The mutant mosquitoes, kept in a secured lab, highlight the promise of this technology along with questions about when and how it might be safe to try it in the wild.
"This is a major advance because it shows that gene drive interventions will likely be effective in mosquito vectors of disease," said biologist Kevin Esvelt of Harvard's Wyss Institute for Biologically Inspired Engineering, a gene drive researcher who wasn't involved with the newest study.
But because no one knows how such rapid genetic change might impact habitats, Esvelt has urged the public to weigh in. The California study published online in Proceedings of the National Academy of Sciences adds some urgency.
"This work suggests that we're a hop, skip and jump away from actual gene drive candidates for eventual release" in nature, he said.
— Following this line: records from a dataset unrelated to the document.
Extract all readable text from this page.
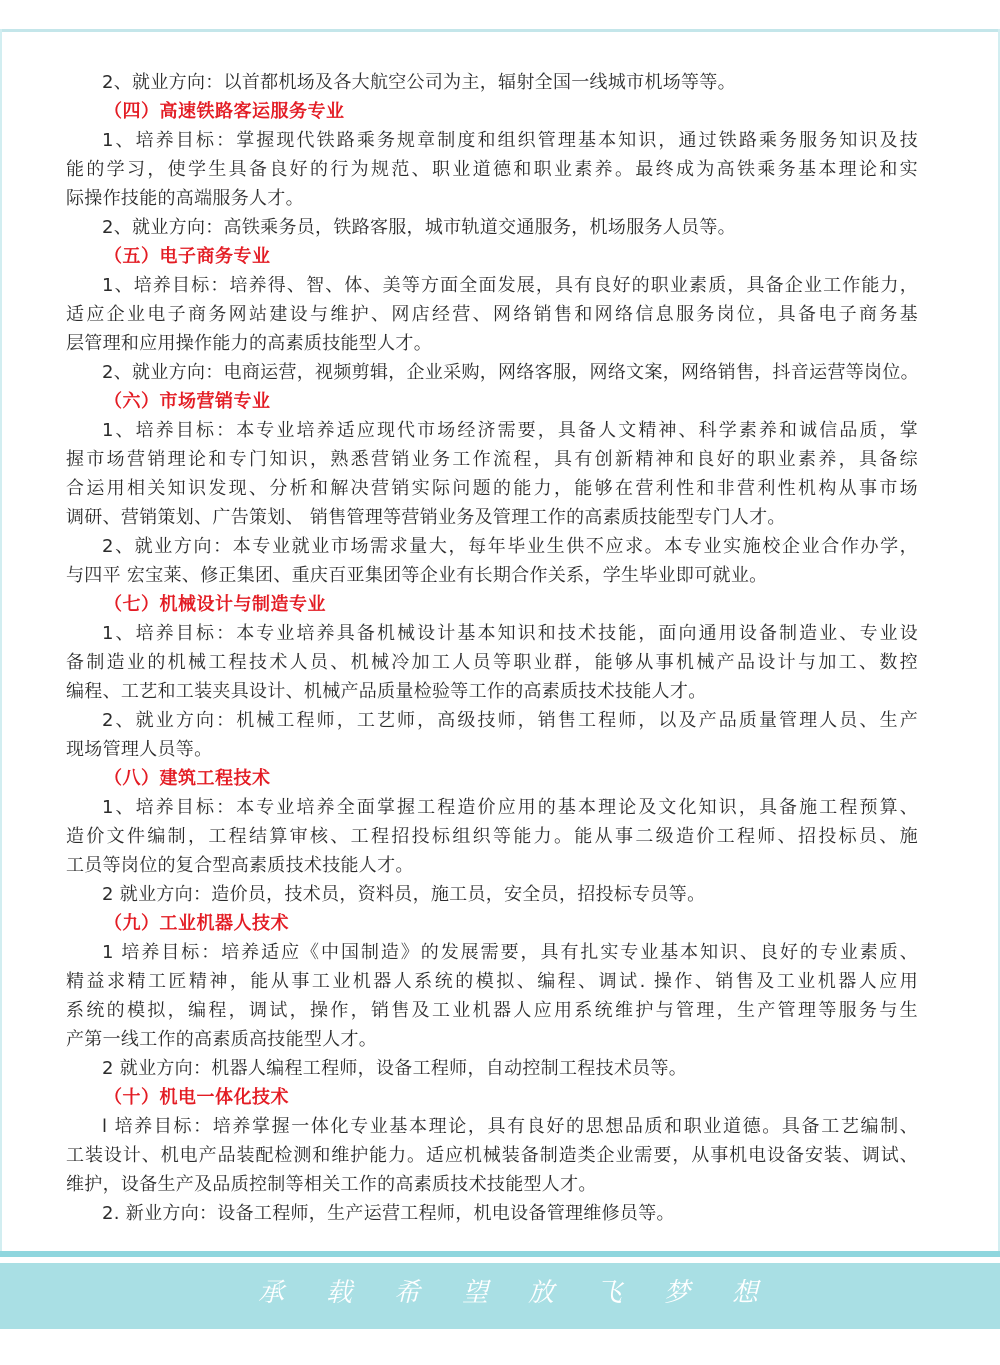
2、就业方向：以首都机场及各大航空公司为主，辐射全国一线城市机场等等。
（四）高速铁路客运服务专业
1、培养目标：掌握现代铁路乘务规章制度和组织管理基本知识，通过铁路乘务服务知识及技
能的学习，使学生具备良好的行为规范、职业道德和职业素养。最终成为高铁乘务基本理论和实
际操作技能的高端服务人才。
2、就业方向：高铁乘务员，铁路客服，城市轨道交通服务，机场服务人员等。
（五）电子商务专业
1、培养目标：培养得、智、体、美等方面全面发展，具有良好的职业素质，具备企业工作能力，
适应企业电子商务网站建设与维护、网店经营、网络销售和网络信息服务岗位，具备电子商务基
层管理和应用操作能力的高素质技能型人才。
2、就业方向：电商运营，视频剪辑，企业采购，网络客服，网络文案，网络销售，抖音运营等岗位。
（六）市场营销专业
1、培养目标：本专业培养适应现代市场经济需要，具备人文精神、科学素养和诚信品质，掌
握市场营销理论和专门知识，熟悉营销业务工作流程，具有创新精神和良好的职业素养，具备综
合运用相关知识发现、分析和解决营销实际问题的能力，能够在营利性和非营利性机构从事市场
调研、营销策划、广告策划、 销售管理等营销业务及管理工作的高素质技能型专门人才。
2、就业方向：本专业就业市场需求量大，每年毕业生供不应求。本专业实施校企业合作办学，
与四平 宏宝莱、修正集团、重庆百亚集团等企业有长期合作关系，学生毕业即可就业。
（七）机械设计与制造专业
1、培养目标：本专业培养具备机械设计基本知识和技术技能，面向通用设备制造业、专业设
备制造业的机械工程技术人员、机械冷加工人员等职业群，能够从事机械产品设计与加工、数控
编程、工艺和工装夹具设计、机械产品质量检验等工作的高素质技术技能人才。
2、就业方向：机械工程师，工艺师，高级技师，销售工程师，以及产品质量管理人员、生产
现场管理人员等。
（八）建筑工程技术
1、培养目标：本专业培养全面掌握工程造价应用的基本理论及文化知识，具备施工程预算、
造价文件编制，工程结算审核、工程招投标组织等能力。能从事二级造价工程师、招投标员、施
工员等岗位的复合型高素质技术技能人才。
2 就业方向：造价员，技术员，资料员，施工员，安全员，招投标专员等。
（九）工业机器人技术
1 培养目标：培养适应《中国制造》的发展需要，具有扎实专业基本知识、良好的专业素质、
精益求精工匠精神，能从事工业机器人系统的模拟、编程、调试. 操作、销售及工业机器人应用
系统的模拟，编程，调试，操作，销售及工业机器人应用系统维护与管理，生产管理等服务与生
产第一线工作的高素质高技能型人才。
2 就业方向：机器人编程工程师，设备工程师，自动控制工程技术员等。
（十）机电一体化技术
l 培养目标：培养掌握一体化专业基本理论，具有良好的思想品质和职业道德。具备工艺编制、
工装设计、机电产品装配检测和维护能力。适应机械装备制造类企业需要，从事机电设备安装、调试、
维护，设备生产及品质控制等相关工作的高素质技术技能型人才。
2. 新业方向：设备工程师，生产运营工程师，机电设备管理维修员等。
承载希望
放飞梦想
Malaria kills more than half a million people a year, mostly children in Africa, and sickens about 200 million more. Mosquitoes pick up the parasite by biting an infected person, and spread it when they bite someone else. Mosquito-killing insecticides and bed nets are the main protection.
At the University of California-Irvine, molecular biologist Anthony James is developing what he calls "sustainable technologies" - rather than killing mosquitoes, instead rendering them unable to infect people.
James engineered immune system genes that could spur a mosquito's body to develop antibodies to attack the parasite, so that it couldn't transmit the infection. The new genes worked as intended when injected into the eggs of a particular malaria-spreading mosquito species, Anopheles stephensi.
Altered mosquitoes would have to gradually spread their new genes by mating with wild mosquito populations - and the next challenge is how to speed that process quickly enough to make a dent in malaria in any given region.
Enter gene drives, a technique that proponents say one day might be used to wipe out invasive species like kudzu or cane toads, or reverse pesticide resistance in weeds, or suppress insect populations. The idea comes from a few examples in nature where certain genes spread disproportionately, and scientists have longed for a way to control that process. Recently they've had some success using a powerful new tool named CRISPR-Cas9 that allows precise editing of DNA in living cells, sort of like cut-and-paste software.